In a news release and related press conference, the FAA proposed rules that would let companies operate drones under certain certain conditions that include:
- Drones can only be flown in daylight hours and within the direct line of site of the operator
- Operators must be at least 17 years old, pass an aeronautical knowledge test and obtain an FAA UAS operator certificate
- Drones must be under 55 pounds, can’t fly higher than 500 feet or faster than 100 mph, and can’t fly over people
- Drones can’t allow “any object to be dropped” — which would seem to kibosh Amazon’s plans for an airborne delivery service
It’s important to note that these rules are just a proposal, and are subject to a 60-day public comment process, which means the rules wouldn’t go into effect until 2016 at the earliest.

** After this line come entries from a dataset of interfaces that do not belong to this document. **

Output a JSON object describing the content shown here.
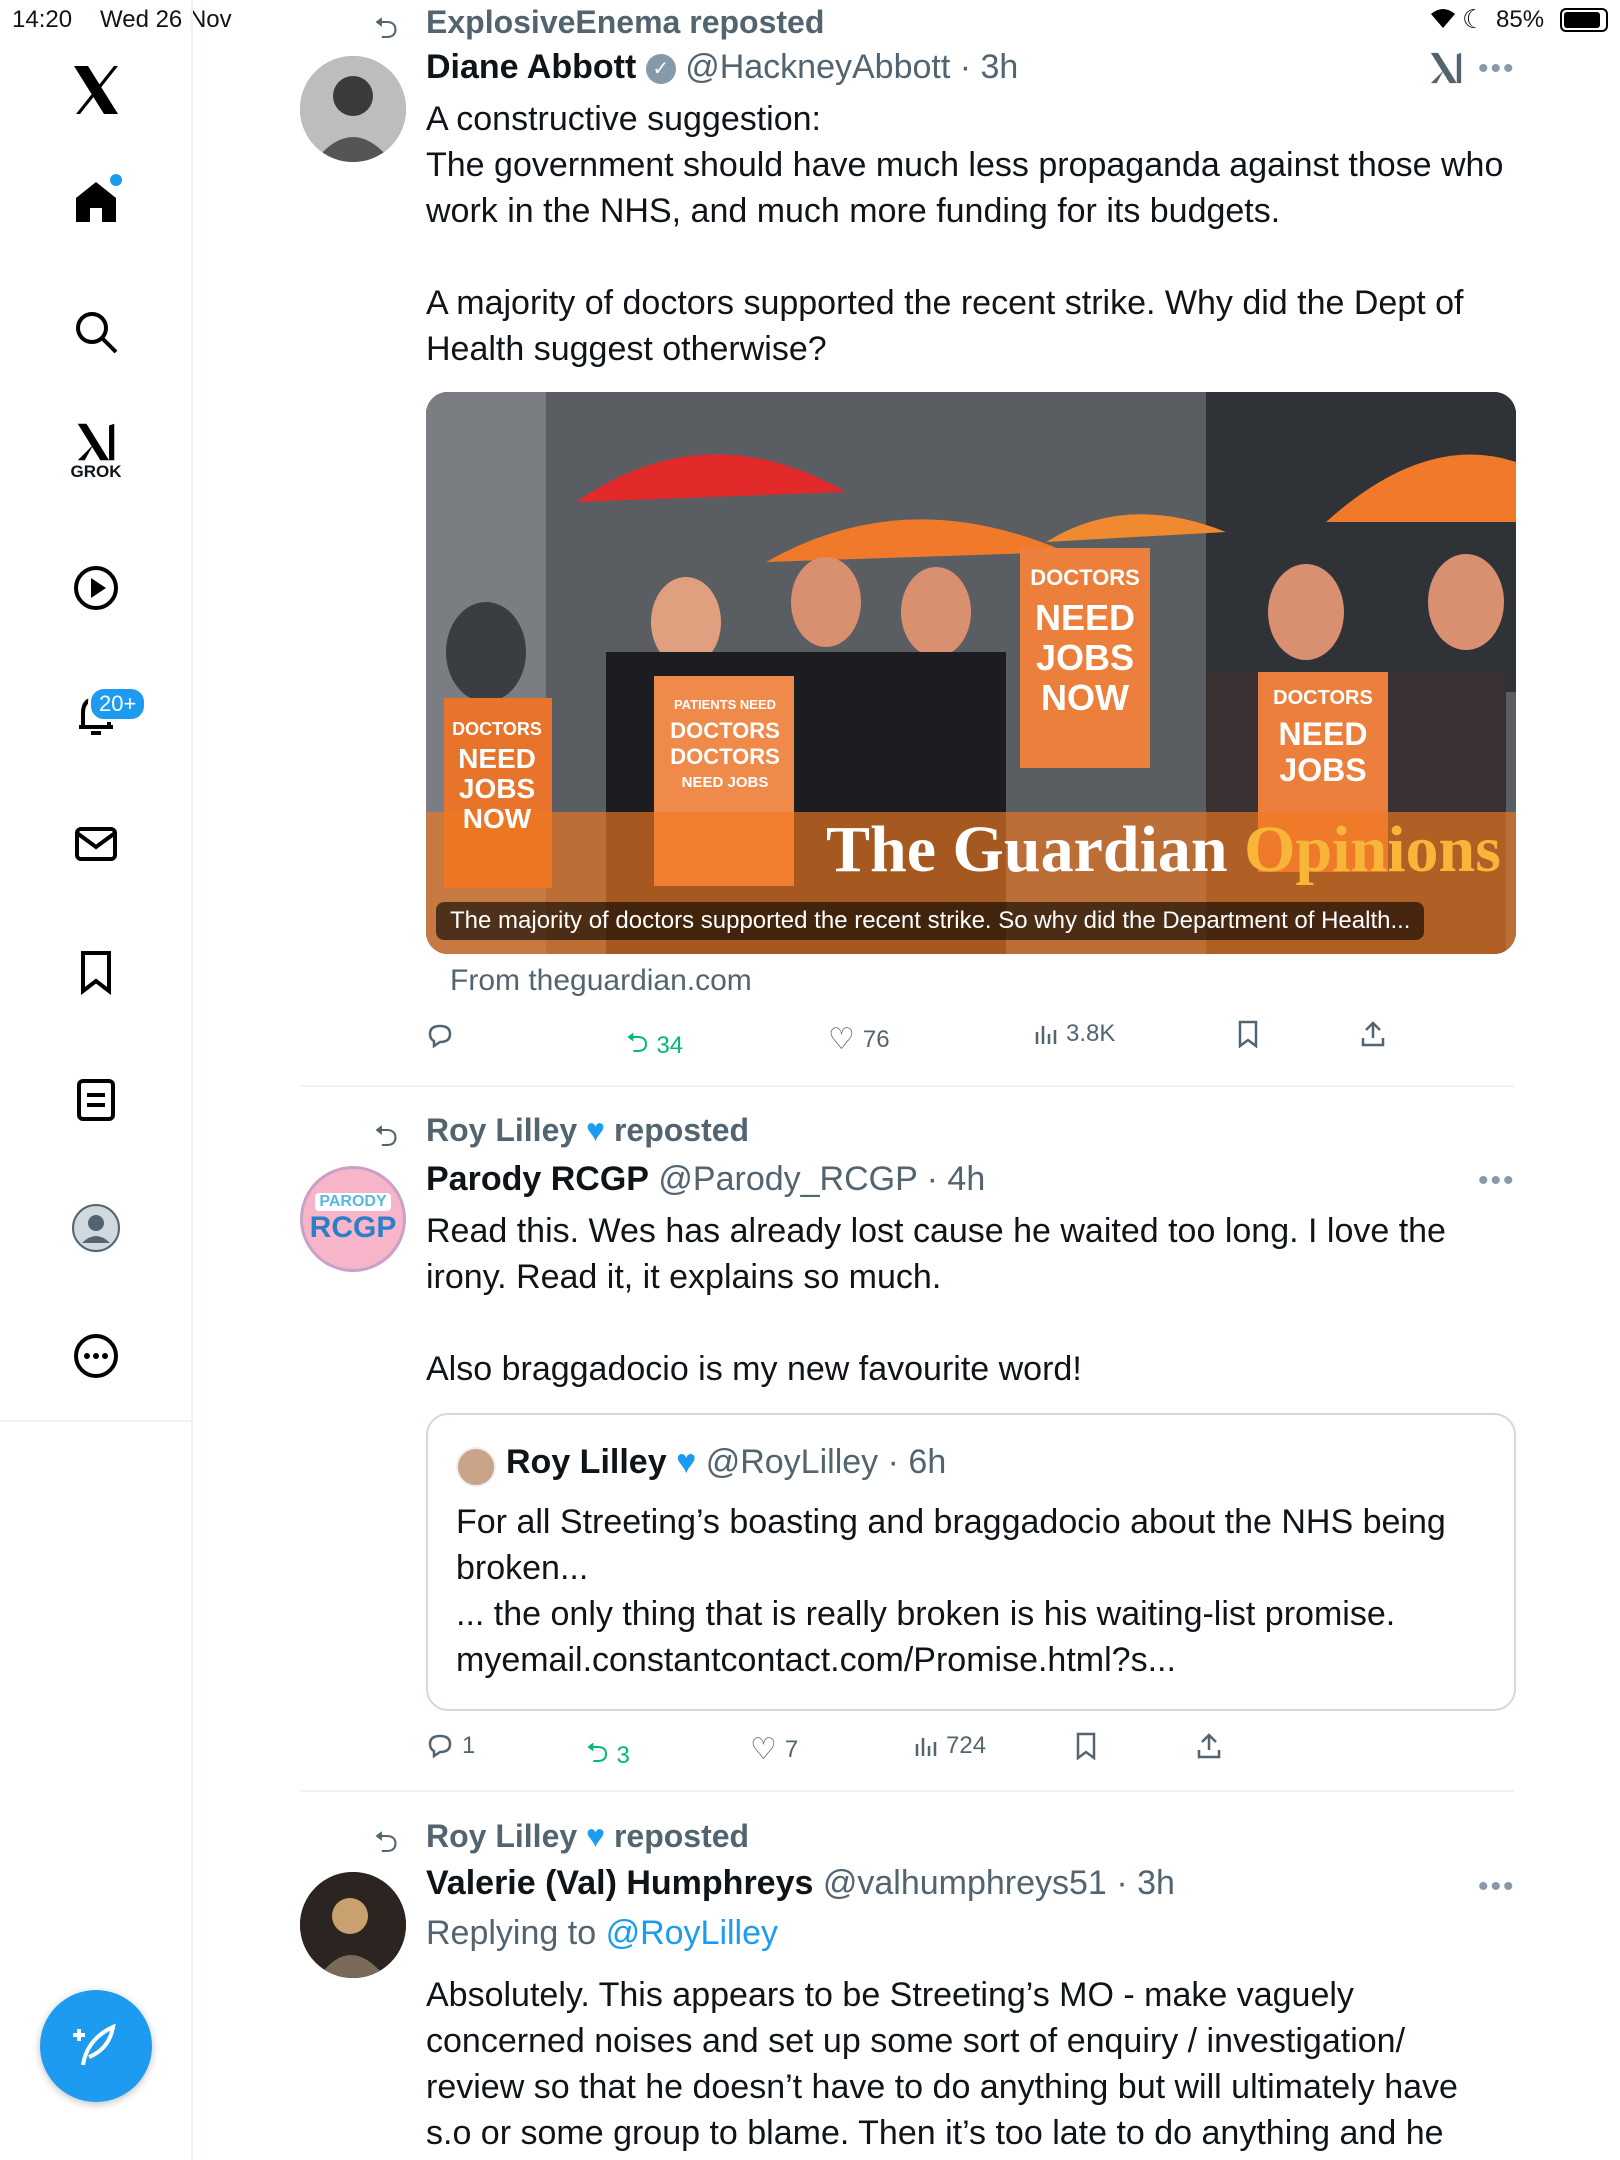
{
  "status": {
    "time": "14:20",
    "date": "Wed 26 Nov",
    "battery": "85%"
  },
  "sidebar": {
    "grok_label": "GROK",
    "notif_badge": "20+"
  },
  "posts": [
    {
      "repost_by": "ExplosiveEnema reposted",
      "name": "Diane Abbott",
      "handle": "@HackneyAbbott",
      "time": "3h",
      "text": "A constructive suggestion:\nThe government should have much less propaganda against those who work in the NHS, and much more funding for its budgets.\n\nA majority of doctors supported the recent strike. Why did the Dept of Health suggest otherwise?",
      "card": {
        "caption": "The majority of doctors supported the recent strike. So why did the Department of Health...",
        "source": "From theguardian.com",
        "brand": "The Guardian",
        "brand2": "Opinions"
      },
      "stats": {
        "replies": "",
        "reposts": "34",
        "likes": "76",
        "views": "3.8K"
      }
    },
    {
      "repost_by_name": "Roy Lilley",
      "repost_label": "reposted",
      "name": "Parody RCGP",
      "handle": "@Parody_RCGP",
      "time": "4h",
      "avatar": {
        "top": "PARODY",
        "main": "RCGP"
      },
      "text": "Read this. Wes has already lost cause he waited too long. I love the irony. Read it, it explains so much.\n\nAlso braggadocio is my new favourite word!",
      "quote": {
        "name": "Roy Lilley",
        "handle": "@RoyLilley",
        "time": "6h",
        "text": "For all Streeting’s boasting and braggadocio about the NHS being broken...\n... the only thing that is really broken is his waiting-list promise.\nmyemail.constantcontact.com/Promise.html?s..."
      },
      "stats": {
        "replies": "1",
        "reposts": "3",
        "likes": "7",
        "views": "724"
      }
    },
    {
      "repost_by_name": "Roy Lilley",
      "repost_label": "reposted",
      "name": "Valerie (Val) Humphreys",
      "handle": "@valhumphreys51",
      "time": "3h",
      "reply_label": "Replying to",
      "reply_to": "@RoyLilley",
      "text": "Absolutely. This  appears to be Streeting’s MO - make vaguely concerned noises and set up some sort of enquiry / investigation/ review so that he doesn’t have to do anything but will ultimately have s.o or some group to blame. Then it’s too late to do anything and he"
    }
  ],
  "image_signs": [
    {
      "line1": "DOCTORS",
      "line2": "NEED",
      "line3": "JOBS",
      "line4": "NOW"
    },
    {
      "line1": "PATIENTS NEED",
      "line2": "DOCTORS",
      "line3": "DOCTORS",
      "line4": "NEED JOBS"
    }
  ],
  "colors": {
    "accent": "#1d9bf0",
    "repost_green": "#00ba7c",
    "heart_blue": "#1d9bf0"
  }
}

Drone experts are pleased that the long-overdue rules are moving forward. Many in the industry, however, are likely to be frustrated by the proposed line-of-sight rule, which could preclude long distance flights, and restrict the use of the drone’s remote cameras for search-and-rescue and other operations.
One bright spot in the rules, though, is the FAA’s nod to so-called “micro drone” regulations of the sort proposed last summer by lawyer Brendan Schulman:
“The proposed rule also includes extensive discussion of the possibility of an additional, more flexible framework for “micro” UAS under 4.4 pounds,” said the news release, which also alluded to the creation of special drone “innovation zones.”

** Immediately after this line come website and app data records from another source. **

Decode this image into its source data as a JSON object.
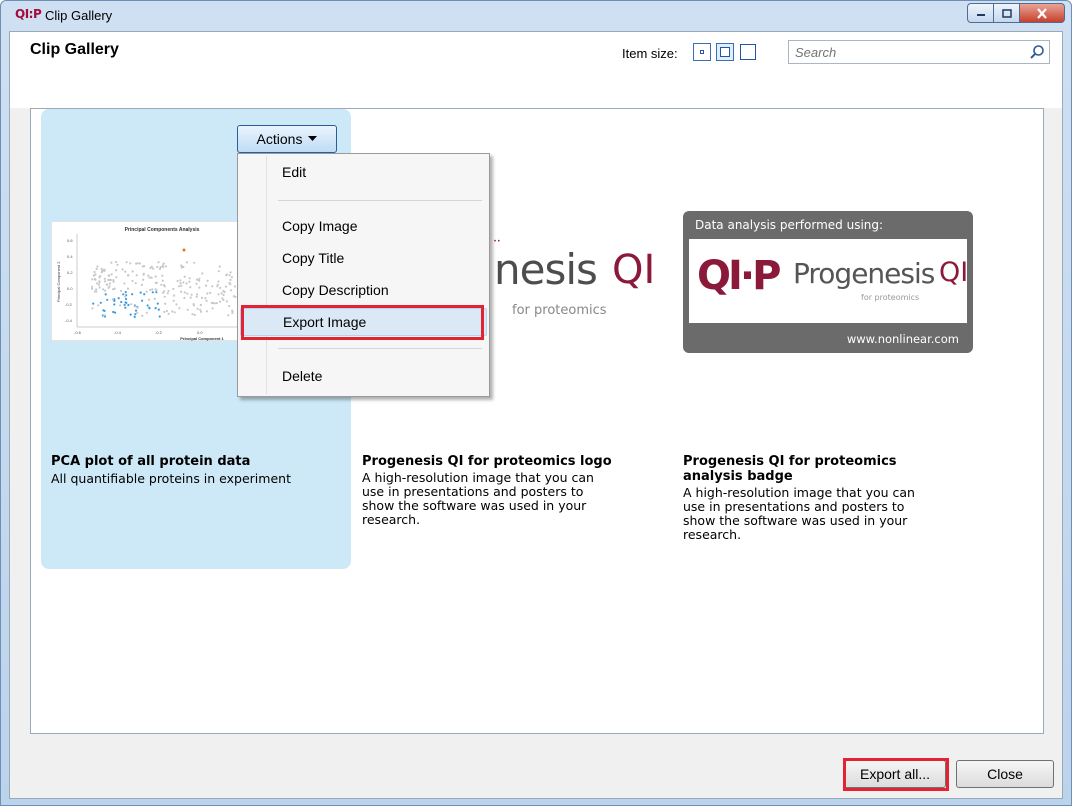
{
  "window": {
    "title": "Clip Gallery",
    "logo_text": "QI:P",
    "controls": {
      "minimize_icon": "minimize-icon",
      "maximize_icon": "maximize-icon",
      "close_icon": "close-icon"
    }
  },
  "header": {
    "title": "Clip Gallery",
    "item_size_label": "Item size:",
    "size_options": [
      "small",
      "medium",
      "large"
    ],
    "selected_size": "medium",
    "search_placeholder": "Search"
  },
  "actions_menu": {
    "button_label": "Actions",
    "items": [
      "Edit",
      "Copy Image",
      "Copy Title",
      "Copy Description",
      "Export Image",
      "Delete"
    ],
    "highlighted": "Export Image"
  },
  "clips": [
    {
      "title": "PCA plot of all protein data",
      "description": "All quantifiable proteins in experiment",
      "thumb": {
        "title": "Principal Components Analysis",
        "xlabel": "Principal Component 1",
        "ylabel": "Principal Component 2",
        "x_ticks": [
          "-0.6",
          "-0.4",
          "-0.2",
          "0.0"
        ],
        "y_ticks": [
          "0.6",
          "0.4",
          "0.2",
          "0.0",
          "-0.2",
          "-0.4"
        ]
      }
    },
    {
      "title": "Progenesis QI for proteomics logo",
      "description_lines": [
        "A high-resolution image that you can",
        "use in presentations and posters to",
        "show the software was used in your",
        "research."
      ],
      "logo_word": "nesis",
      "logo_suffix": "QI",
      "logo_sub": "for proteomics"
    },
    {
      "title_lines": [
        "Progenesis QI for proteomics",
        "analysis badge"
      ],
      "description_lines": [
        "A high-resolution image that you can",
        "use in presentations and posters to",
        "show the software was used in your",
        "research."
      ],
      "badge_top": "Data analysis performed using:",
      "badge_mark": "QI·P",
      "badge_word": "Progenesis",
      "badge_suffix": "QI",
      "badge_sub": "for proteomics",
      "badge_url": "www.nonlinear.com"
    }
  ],
  "footer": {
    "export_all_label": "Export all...",
    "close_label": "Close"
  },
  "colors": {
    "highlight_red": "#e32334",
    "selected_bg": "#cde8f6",
    "brand": "#8b1a3a"
  }
}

If the “micro drone” plan goes forward, it could open a window for the likes of Amazon and Google to use devices under 4.4 pounds to go forward with their drone delivery ambitions.
Meanwhile, the new announcement does not affect current policy on drone use by hobbyists, whose antics — including crashing their machines on the White House lawn and into a Yellowstone geyser — have made unmanned aircraft a high-profile issue.

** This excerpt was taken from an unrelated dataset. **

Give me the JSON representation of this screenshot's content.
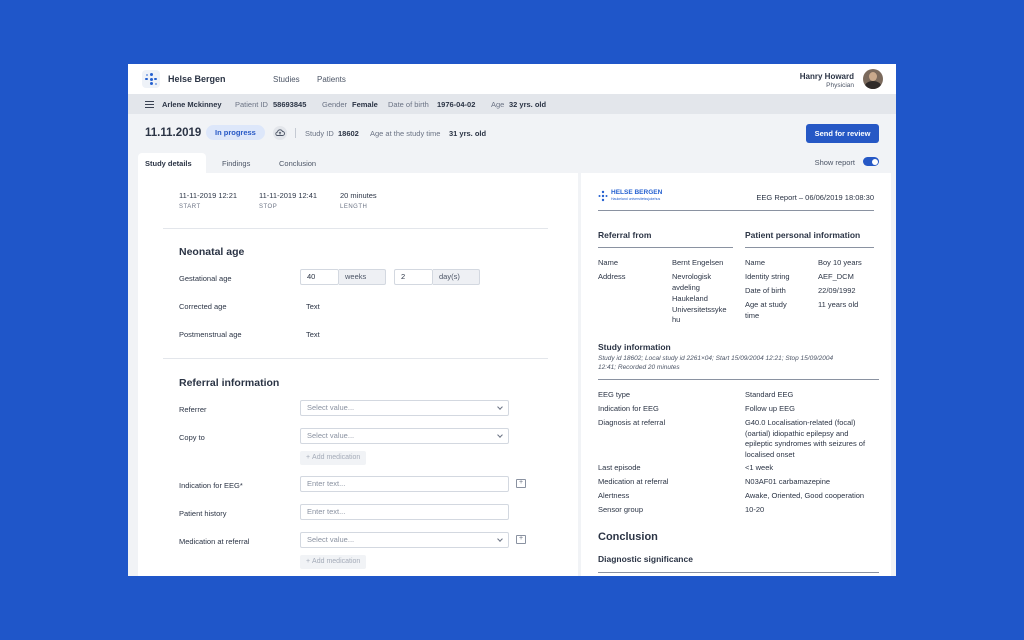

As for commercial use, companies will for now continue to have to seek waivers from the FAA. Currently, only a handful of such waivers, which come with onerous restrictions, have been granted — even as other countries, like France (where the post office is testing delivery drones) and Canada, are supporting wave of new drone-based industries.
An FAA spokesperson said by phone that the odd timing of the release (on a Sunday morning of a long weekend) was related to a leak on Friday of an internal agency study that suggested drones could offer significant benefits to the U.S. economy.
Meanwhile, the White House also put out an executive order today to promote responsible drone use.